Financial Sector Compensation and Governace Reform

I think this is an interesting issue that has to be framed correctly for those making the case for compensation reform. Here is my take on how to frame it:
This shouldn't be so much about "compensation caps" as it is about aligning compensation with risk, especially systemic risk. I think if one is able to frame it like that, the nature of the debate changes to one of risk management and away from charges of "government -interference in pay"


Taleb (author of the Black Swan) has alot to say about the problem of the "deferred blow up" strategy where traders can take outsized risks that have "low frequency, super high impact". An employee can take these outsized bets and make reap huge gains for several years until a big blowup occurs. The blow-up is so big it can bring the entire firm down or even the entire system down. In such an event, the employee is effectively getting a free Put option, as their upside is unlimited, but the down side is only limited to his/her job and perhaps the current year bonus, as their is no recourse for the past bonuses. Here we've got a problem of ill-gotten gains.
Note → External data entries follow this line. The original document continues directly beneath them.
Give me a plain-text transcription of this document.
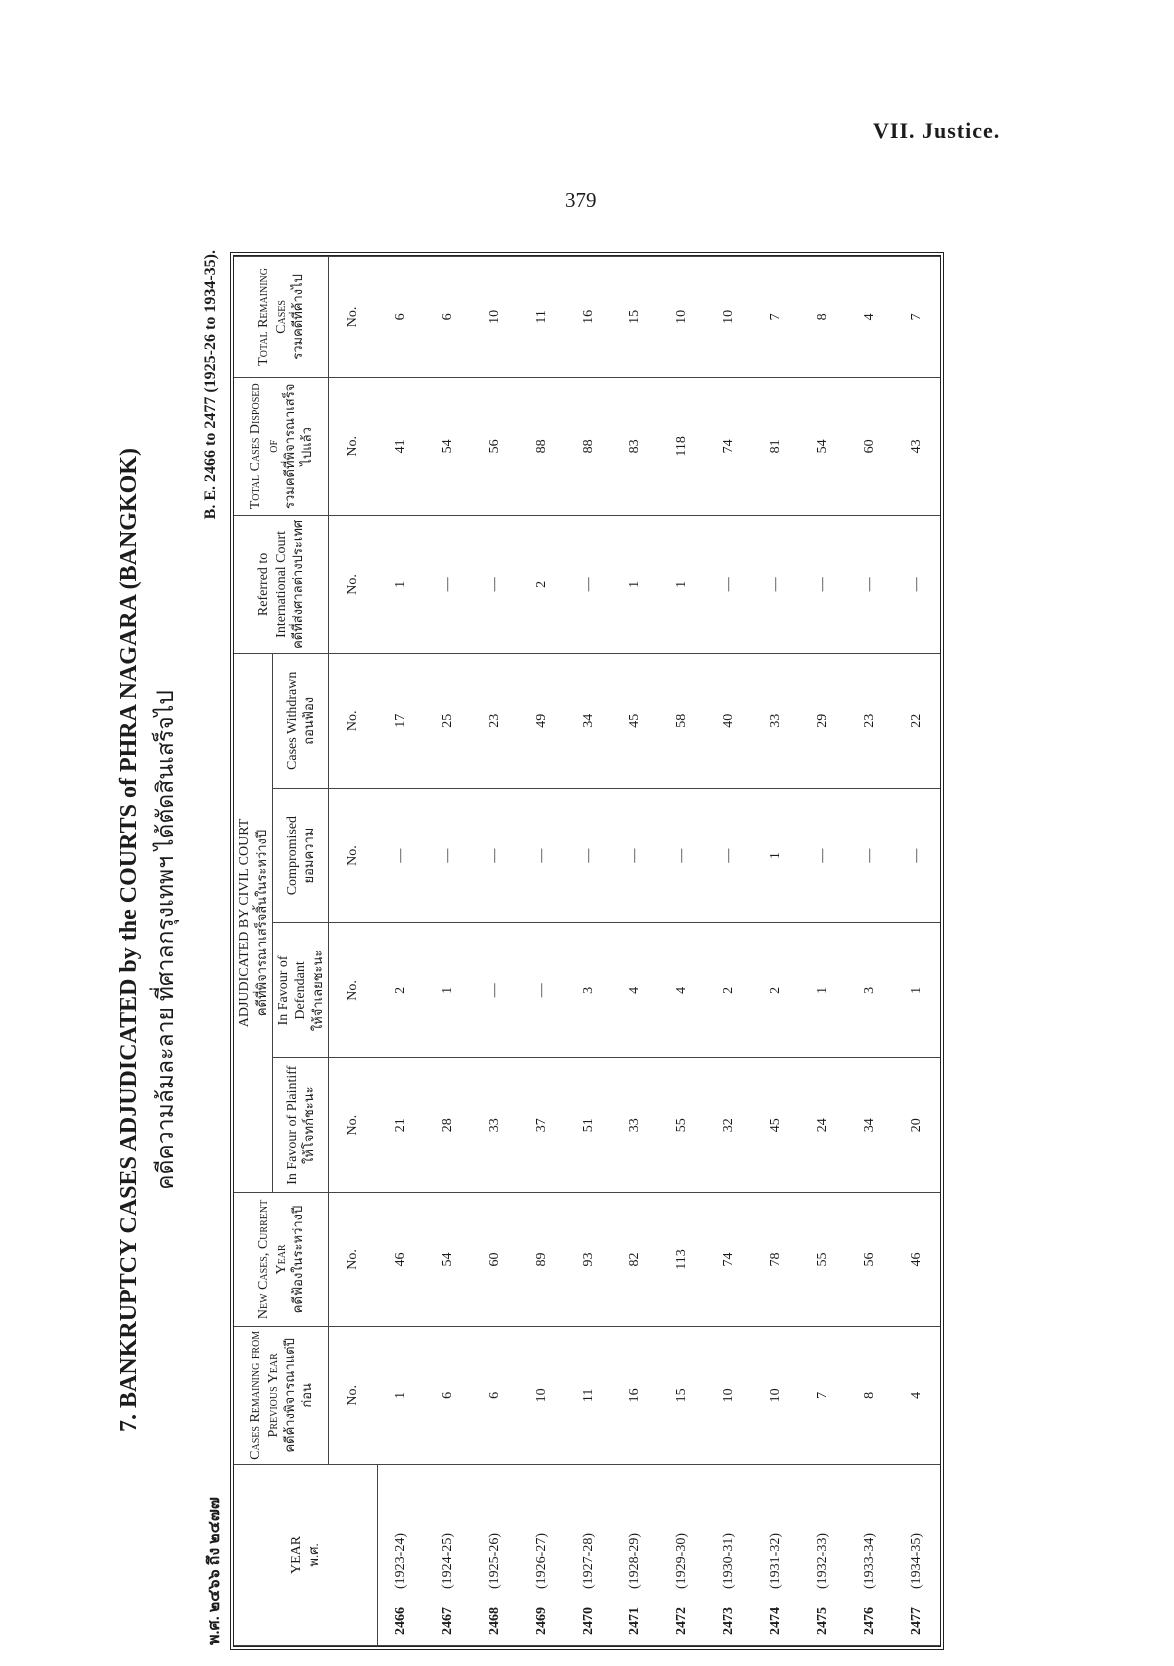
VII. Justice.
379
7. BANKRUPTCY CASES ADJUDICATED by the COURTS of PHRA NAGARA (BANGKOK) คดีความล้มละลาย ที่ศาลกรุงเทพฯ ได้ตัดสินเสร็จไป
พ.ศ. ๒๔๖๖ ถึง ๒๔๗๗
B. E. 2466 to 2477 (1925-26 to 1934-35).
YEAR พ.ศ.	Cases Remaining from Previous Year คดีค้างพิจารณาแต่ปีก่อน	New Cases, Current Year คดีฟ้องในระหว่างปี	ADJUDICATED BY CIVIL COURT คดีที่พิจารณาเสร็จสิ้นในระหว่างปี				Referred to International Court คดีที่ส่งศาลต่างประเทศ	Total Cases Disposed of รวมคดีที่พิจารณาเสร็จไปแล้ว	Total Remaining Cases รวมคดีที่ค้างไป

			In Favour of Plaintiff ให้โจทก์ชะนะ	In Favour of Defendant ให้จำเลยชะนะ	Compromised ยอมความ	Cases Withdrawn ถอนฟ้อง			

	No.	No.	No.	No.	No.	No.	No.	No.	No.
2466(1923-24)	1	46	21	2	—	17	1	41	6
2467(1924-25)	6	54	28	1	—	25	—	54	6
2468(1925-26)	6	60	33	—	—	23	—	56	10
2469(1926-27)	10	89	37	—	—	49	2	88	11
2470(1927-28)	11	93	51	3	—	34	—	88	16
2471(1928-29)	16	82	33	4	—	45	1	83	15
2472(1929-30)	15	113	55	4	—	58	1	118	10
2473(1930-31)	10	74	32	2	—	40	—	74	10
2474(1931-32)	10	78	45	2	1	33	—	81	7
2475(1932-33)	7	55	24	1	—	29	—	54	8
2476(1933-34)	8	56	34	3	—	23	—	60	4
2477(1934-35)	4	46	20	1	—	22	—	43	7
There is no mechanism to guard against systemic risk. One could argue that this is a corporate governance / shareholder issue, and in part it is. Here, there might be a case that shareholders need more governance and risk tools at their disposal. At this point, the administration is focusing on this as a shareholder rights issue, which politically is probably the best way to start, as it enlists institutional investors as allies in the cause.
However, I would eventually go even further, as even shareholders are not going to be guardians of systemic risk, as their obligations are to protecting common equity portion of the balance sheet, not systemic risk.For instance, shareholders themselves might be tempted to allow risks that are "very low frequency, very very high negative impact" where these negative impacts are several times the value of common equity but supposedly only occur once every 50 years. In such an instance, they too are being given a "free put option", as they reap the outsized gains from the outsized risks, but do not bear the full costs if a blowup were to occur.